Non stupiscono per nulla le notizie che giungono dalla Siria. Non stupisce sapere che alcuni cittadini belgi, come riporta il quotidiano Der Standaard, avrebbero partecipato ad una decapitazione e ad alcuni stupri di gruppo ai danni di “miscredenti”. Non stupisce per nulla sapere che molti cittadini europei partano lancia in resta per andare a combattere la guerra santa in Siria. Non stupisce perché i dati sulle partenze sono clamorosi. Non solo miliziani jihadisti dal mondo arabo, infatti, ma anche dal vecchio continente. 



La denuncia che Le Figaro pubblica sulla questione siriana fa riflettere: 800 cittadini europei hanno lasciato le proprie abitazioni e hanno raggiunto i luoghi del combattimento in Siria. Aleppo in particolare, dove le violenze sono all’ordine del giorno. Francesi, franco-siriani, kosovari, turchi, irlandesi, belgi, britannici e così via: mai così tanti cittadini europei avevano raggiunto un territorio di guerra in un così breve tempo, un tempo che non tocca nemmeno l’anno. 



Più di due cittadini europei al giorno hanno lasciato il continente per andare a combattere. Tutti giovani, massimo trentenni o quarantenni, reclutati fra le classi medio-basse, tantissimi convertiti ad un islam radicale che ormai in alcuni Paesi la fa da padrone. Non possiamo dimenticare, in questa ottica, che il gruppo “Sharia For Belgium” da anni ormai propaganda la totale e incondizionata islamizzazione del Belgio, appoggiato da elementi progressisti, convinti che l’accoglienza sia accettazione e sottomissione a tutti i costi.
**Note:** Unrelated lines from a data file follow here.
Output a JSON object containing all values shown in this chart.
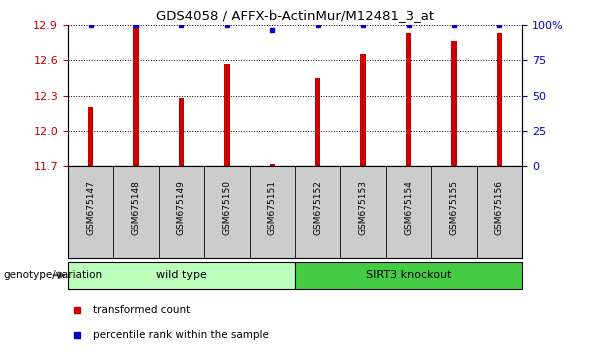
{
  "title": "GDS4058 / AFFX-b-ActinMur/M12481_3_at",
  "samples": [
    "GSM675147",
    "GSM675148",
    "GSM675149",
    "GSM675150",
    "GSM675151",
    "GSM675152",
    "GSM675153",
    "GSM675154",
    "GSM675155",
    "GSM675156"
  ],
  "transformed_counts": [
    12.2,
    12.9,
    12.28,
    12.57,
    11.72,
    12.45,
    12.65,
    12.83,
    12.76,
    12.83
  ],
  "percentile_ranks": [
    100,
    100,
    100,
    100,
    96,
    100,
    100,
    100,
    100,
    100
  ],
  "percentile_shown": [
    true,
    true,
    true,
    true,
    true,
    true,
    true,
    true,
    true,
    true
  ],
  "groups": [
    {
      "label": "wild type",
      "start": 0,
      "end": 5,
      "color": "#bbffbb"
    },
    {
      "label": "SIRT3 knockout",
      "start": 5,
      "end": 10,
      "color": "#44cc44"
    }
  ],
  "ylim_left": [
    11.7,
    12.9
  ],
  "ylim_right": [
    0,
    100
  ],
  "yticks_left": [
    11.7,
    12.0,
    12.3,
    12.6,
    12.9
  ],
  "yticks_right": [
    0,
    25,
    50,
    75,
    100
  ],
  "ytick_labels_right": [
    "0",
    "25",
    "50",
    "75",
    "100%"
  ],
  "bar_color": "#cc0000",
  "percentile_color": "#0000cc",
  "bar_width": 0.12,
  "grid_color": "#000000",
  "plot_bg": "#ffffff",
  "tick_area_bg": "#cccccc",
  "legend_items": [
    {
      "label": "transformed count",
      "color": "#cc0000"
    },
    {
      "label": "percentile rank within the sample",
      "color": "#0000cc"
    }
  ],
  "genotype_label": "genotype/variation",
  "ylabel_left_color": "#cc0000",
  "ylabel_right_color": "#0000cc",
  "figsize": [
    5.9,
    3.54
  ],
  "dpi": 100
}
E siamo al punto che il Belgio ormai è islamico, visto che la maggioranza dei belgi professa la religione islamica, d’origine o per conversione. 



Ma il dato allarmante, al di là della concezione positiva o negativa sul fenomeno delle conversioni, è il tipo di islam al quale ci si converte. Il Belgio è la roccaforte del salafismo militante in Europa e da lì partono le “truppe” jihadiste indottrinate a dovere con i sermoni degli imam fatti venire appositamente dall’estero con il chiaro intento di radicalizzare le comunità. Anche da noi il fenomeno esiste ma è, fortunatamente, embrionale e tenuto ben sorvegliato dai nostri servizi che più di una volta hanno sgominato cellule intente a preparare azioni terroristiche. Ma questo non esclude che le partenze anche dal nostro Paese siano frequenti e piuttosto massicce, soprattutto da parte di maghrebini. 
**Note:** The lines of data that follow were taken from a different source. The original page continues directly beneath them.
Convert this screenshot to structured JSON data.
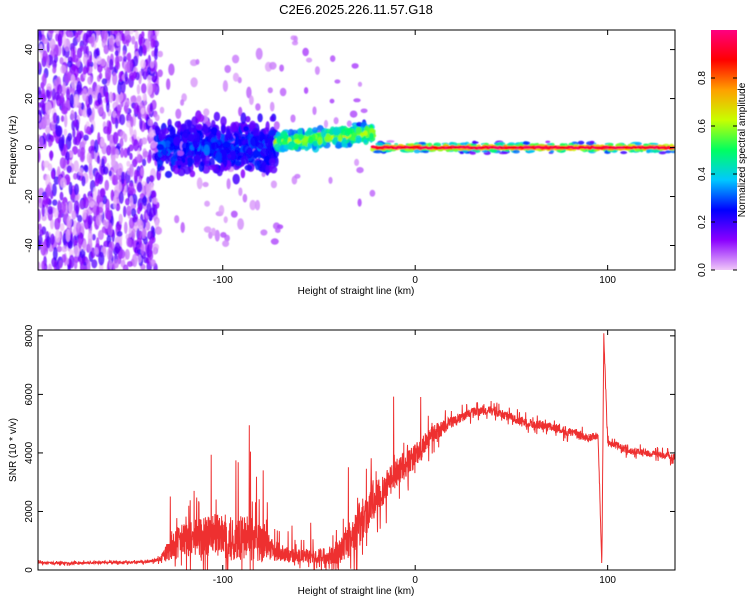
{
  "figure_title": "C2E6.2025.226.11.57.G18",
  "chart_data": [
    {
      "type": "heatmap",
      "title": "C2E6.2025.226.11.57.G18",
      "xlabel": "Height of straight line (km)",
      "ylabel": "Frequency (Hz)",
      "xlim": [
        -196,
        135
      ],
      "ylim": [
        -50,
        48
      ],
      "x_ticks": [
        -100,
        0,
        100
      ],
      "y_ticks": [
        -40,
        -20,
        0,
        20,
        40
      ],
      "colorbar": {
        "label": "Normalized spectral amplitude",
        "range": [
          0.0,
          1.0
        ],
        "ticks": [
          0.0,
          0.2,
          0.4,
          0.6,
          0.8
        ],
        "colors": [
          "#f0c8f8",
          "#8a00ff",
          "#0000ff",
          "#00c8ff",
          "#00ff60",
          "#c8ff00",
          "#ffa000",
          "#ff0000",
          "#ff0080"
        ]
      },
      "regions": [
        {
          "x_range": [
            -196,
            -134
          ],
          "freq_spread_hz": 50,
          "amplitude": 0.1
        },
        {
          "x_range": [
            -134,
            -72
          ],
          "freq_spread_hz": 15,
          "amplitude": 0.2
        },
        {
          "x_range": [
            -72,
            -22
          ],
          "freq_center_hz": 4,
          "freq_spread_hz": 5,
          "amplitude": 0.5
        },
        {
          "x_range": [
            -22,
            135
          ],
          "freq_center_hz": 0,
          "freq_spread_hz": 1,
          "amplitude": 0.95
        }
      ]
    },
    {
      "type": "line",
      "xlabel": "Height of straight line (km)",
      "ylabel": "SNR (10 * v/v)",
      "xlim": [
        -196,
        135
      ],
      "ylim": [
        0,
        8200
      ],
      "x_ticks": [
        -100,
        0,
        100
      ],
      "y_ticks": [
        0,
        2000,
        4000,
        6000,
        8000
      ],
      "line_color": "#ee3030",
      "series": [
        {
          "x": [
            -196,
            -180,
            -160,
            -140,
            -133,
            -125,
            -115,
            -105,
            -95,
            -85,
            -75,
            -65,
            -55,
            -45,
            -38,
            -30,
            -24,
            -20,
            -15,
            -10,
            -5,
            0,
            5,
            10,
            20,
            30,
            40,
            50,
            60,
            70,
            80,
            90,
            95,
            97,
            98,
            100,
            105,
            110,
            120,
            135
          ],
          "values": [
            250,
            230,
            260,
            270,
            350,
            900,
            1100,
            1200,
            1050,
            1100,
            700,
            500,
            450,
            500,
            700,
            1400,
            2100,
            2500,
            2900,
            3300,
            3600,
            3900,
            4300,
            4700,
            5100,
            5400,
            5450,
            5200,
            5000,
            4900,
            4700,
            4500,
            4600,
            100,
            8000,
            4400,
            4250,
            4100,
            4000,
            3850
          ],
          "noise_amplitude": [
            60,
            60,
            60,
            60,
            100,
            900,
            1100,
            1200,
            1300,
            1300,
            700,
            400,
            400,
            500,
            800,
            1300,
            1200,
            1100,
            900,
            800,
            700,
            700,
            600,
            500,
            300,
            250,
            250,
            250,
            250,
            250,
            250,
            250,
            200,
            100,
            200,
            200,
            200,
            200,
            200,
            200
          ]
        }
      ]
    }
  ]
}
In Siria, e anche questo non è un mistero, gran parte dei combattenti della jihad contro Assad è di provenienza estera e fra di essi spiccano i convertiti di ferro, giovani adepti addestrati al massacro, che, come risulta dai rapporti dell’Interpol e dell’antiterrorismo internazionale, raggiungono la Siria dopo aver effettuato un intenso “apprendistato” al jihad in Afghanistan piuttosto che nello Yemen, o dovunque vi siano campi di addestramento. 

Le autorità belghe, una volta appresa la notizia della partecipazione di questi giovani alle violenze e ai massacri, li hanno chiamati “i nostri ragazzi”. Quelli, mi permetto di chiosare, non sono più i ragazzi di questo o di quel Paese: sono i soldati del terrore, sono le lame della morte, sono le ombre di ciò che erano fino a quando non hanno incontrato un predicatore con gli occhi iniettati di odio. “I nostri ragazzi”, come li chiamano le autorità belghe ormai totalmente soggiogate al ricatto estremista, sono lo specchio dell’effetto criminogeno del multiculturalismo applicato.